B)Rewrite the following vector equations as systems of differential equations:
$\nabla ^{2} T + \frac{a}{k}=0$ (Cartesian coordiatnes; a and k are constants)

C)Solve the following diff eqs:

C1) $q + \frac{k}{r} \frac{d}{dr}(r \frac{dT}{dr}) =0$

q and k are constant
Hint: integrate and use the constants of integration A and B

C2) $\frac{d^{2}\varphi}{dx^{}2} + s \varphi =0$

Boundary conditions: $\frac{d\phi}{dx}+0 @ x=0 ; \phi=c @ x= \pm L$
c,L are constant s is a positive constant.
Hint: use sin and cos functions

2. Relevant equations

None that I know of

3. The attempt at a solution

I do not have one. I am thouroughly confused.
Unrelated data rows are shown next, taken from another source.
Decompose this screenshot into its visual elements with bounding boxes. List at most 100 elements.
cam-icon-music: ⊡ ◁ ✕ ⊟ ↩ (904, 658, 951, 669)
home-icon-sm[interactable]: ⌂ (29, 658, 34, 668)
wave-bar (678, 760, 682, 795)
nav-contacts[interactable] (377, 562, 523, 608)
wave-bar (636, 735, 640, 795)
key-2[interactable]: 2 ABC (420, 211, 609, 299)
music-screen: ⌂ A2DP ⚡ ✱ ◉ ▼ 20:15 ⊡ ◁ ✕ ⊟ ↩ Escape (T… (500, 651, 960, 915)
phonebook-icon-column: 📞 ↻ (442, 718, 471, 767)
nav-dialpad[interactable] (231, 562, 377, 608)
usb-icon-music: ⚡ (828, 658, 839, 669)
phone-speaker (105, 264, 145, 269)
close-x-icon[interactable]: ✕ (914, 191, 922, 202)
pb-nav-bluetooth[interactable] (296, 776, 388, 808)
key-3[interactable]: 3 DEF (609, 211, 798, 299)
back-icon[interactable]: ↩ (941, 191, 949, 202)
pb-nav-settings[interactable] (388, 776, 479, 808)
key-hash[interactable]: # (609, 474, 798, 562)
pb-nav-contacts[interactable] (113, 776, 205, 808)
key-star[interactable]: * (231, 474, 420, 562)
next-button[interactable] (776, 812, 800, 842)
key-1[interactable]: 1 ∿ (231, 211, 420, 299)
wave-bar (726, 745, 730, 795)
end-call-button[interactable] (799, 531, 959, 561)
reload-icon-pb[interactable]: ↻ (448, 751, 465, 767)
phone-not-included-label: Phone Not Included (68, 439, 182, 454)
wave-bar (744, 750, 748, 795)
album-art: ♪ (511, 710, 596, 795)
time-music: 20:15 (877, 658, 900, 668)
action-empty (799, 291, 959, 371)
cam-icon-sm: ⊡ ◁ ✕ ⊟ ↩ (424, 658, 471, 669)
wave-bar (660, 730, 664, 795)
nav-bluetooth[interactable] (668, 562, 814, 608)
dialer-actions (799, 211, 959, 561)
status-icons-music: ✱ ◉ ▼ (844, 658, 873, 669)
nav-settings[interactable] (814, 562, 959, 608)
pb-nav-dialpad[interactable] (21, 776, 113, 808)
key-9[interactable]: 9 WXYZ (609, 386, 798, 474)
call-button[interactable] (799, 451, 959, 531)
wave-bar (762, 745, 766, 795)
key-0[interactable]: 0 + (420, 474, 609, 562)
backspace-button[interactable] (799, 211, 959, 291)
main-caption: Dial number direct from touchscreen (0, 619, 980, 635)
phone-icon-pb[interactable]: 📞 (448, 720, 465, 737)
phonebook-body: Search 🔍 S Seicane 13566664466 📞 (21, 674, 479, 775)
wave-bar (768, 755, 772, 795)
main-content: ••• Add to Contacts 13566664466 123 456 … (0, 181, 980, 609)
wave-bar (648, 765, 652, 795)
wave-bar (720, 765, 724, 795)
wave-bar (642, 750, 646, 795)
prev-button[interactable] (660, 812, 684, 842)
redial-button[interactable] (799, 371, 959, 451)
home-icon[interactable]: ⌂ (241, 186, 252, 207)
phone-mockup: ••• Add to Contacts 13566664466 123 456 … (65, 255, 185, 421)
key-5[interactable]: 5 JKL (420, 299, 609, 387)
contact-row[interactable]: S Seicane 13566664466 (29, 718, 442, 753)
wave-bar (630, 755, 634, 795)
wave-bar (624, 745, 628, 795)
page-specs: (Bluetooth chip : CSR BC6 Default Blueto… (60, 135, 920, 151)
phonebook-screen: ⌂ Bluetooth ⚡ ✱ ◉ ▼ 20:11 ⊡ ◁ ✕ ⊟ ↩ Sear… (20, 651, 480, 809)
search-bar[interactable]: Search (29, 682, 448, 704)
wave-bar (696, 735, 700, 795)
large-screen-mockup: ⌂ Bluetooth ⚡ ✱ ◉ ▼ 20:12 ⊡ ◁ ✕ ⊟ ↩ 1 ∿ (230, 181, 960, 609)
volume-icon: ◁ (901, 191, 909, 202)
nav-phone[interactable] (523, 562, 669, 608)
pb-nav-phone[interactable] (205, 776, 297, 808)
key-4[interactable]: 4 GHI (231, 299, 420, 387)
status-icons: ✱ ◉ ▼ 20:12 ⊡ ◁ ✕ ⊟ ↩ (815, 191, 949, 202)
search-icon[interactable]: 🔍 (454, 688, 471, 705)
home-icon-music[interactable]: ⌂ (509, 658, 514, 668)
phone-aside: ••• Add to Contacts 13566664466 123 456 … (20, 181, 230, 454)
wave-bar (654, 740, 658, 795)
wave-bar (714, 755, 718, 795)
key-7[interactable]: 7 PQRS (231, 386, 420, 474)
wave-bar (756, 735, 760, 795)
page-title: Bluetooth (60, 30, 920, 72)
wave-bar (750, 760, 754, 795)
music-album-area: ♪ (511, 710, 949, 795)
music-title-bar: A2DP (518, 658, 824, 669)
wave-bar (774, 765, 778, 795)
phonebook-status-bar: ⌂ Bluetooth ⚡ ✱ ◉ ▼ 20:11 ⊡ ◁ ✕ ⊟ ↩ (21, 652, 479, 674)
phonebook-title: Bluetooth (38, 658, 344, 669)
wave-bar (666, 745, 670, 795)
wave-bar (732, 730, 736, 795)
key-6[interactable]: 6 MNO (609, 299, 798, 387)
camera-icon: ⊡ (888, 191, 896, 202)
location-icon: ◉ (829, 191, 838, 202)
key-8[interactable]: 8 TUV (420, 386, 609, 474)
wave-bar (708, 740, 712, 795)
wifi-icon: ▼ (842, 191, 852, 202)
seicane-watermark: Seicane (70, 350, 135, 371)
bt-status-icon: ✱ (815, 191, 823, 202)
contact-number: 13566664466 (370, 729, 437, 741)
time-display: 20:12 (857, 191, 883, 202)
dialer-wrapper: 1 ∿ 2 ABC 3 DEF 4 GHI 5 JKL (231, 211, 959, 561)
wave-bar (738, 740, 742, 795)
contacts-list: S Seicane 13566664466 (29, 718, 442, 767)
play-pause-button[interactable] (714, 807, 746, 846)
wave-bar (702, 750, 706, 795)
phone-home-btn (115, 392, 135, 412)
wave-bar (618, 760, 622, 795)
I am asking a TA tomorrow, but if someone could just nudge me in the right direction before that I would be appreciative. I know this is not terribly hard, but for some reason it is stopping me.

Thanks,
Nkk

Last edited: Aug 31, 2011
2. Aug 31, 2011

### lineintegral1

Here are a few hints on some of them:

A) Think about how you can equate components together (use/derive the gradient in spherical coordinates).

B) Using linear algebra techniques, can you rewrite this system? Have you seen this done before (fairly elementary).

C) It's difficult to help you with this one if you haven't mentioned what you have tried yet. They give you an explicit hint; have you applied it?

D) This is an elementary second order differential equation of homogeneous form. If you don't know a shortcut as to how to solve this, perhaps you can guess a solution of the form $Ae^{ix}$ and solve for A. Or, choose to use only a real guess, like $A\sin x+B\cos x$ and solve for A and B by substitution.

If you have any questions, let us know.

3. Sep 1, 2011

### nkk2008

So for 1A I would just break it into three eqs like:

$\frac{q_{r}}{A}=-k \frac{d}{dr}T_{r}$

$\frac{q_{\phi}}{A}=-k \frac{1}{r} \frac{d}{d \phi}T_{\phi}$

$\frac{q_{\theta}}{A}=-k \frac{1}{r sin(\phi)} \frac{d}{d \theta}T_{\theta}$

Is that right? That was easy....

Maybe I am both overthinking them AND just plain confused.

Thanks (and I will probably be back to ask about the other ones),
Nkk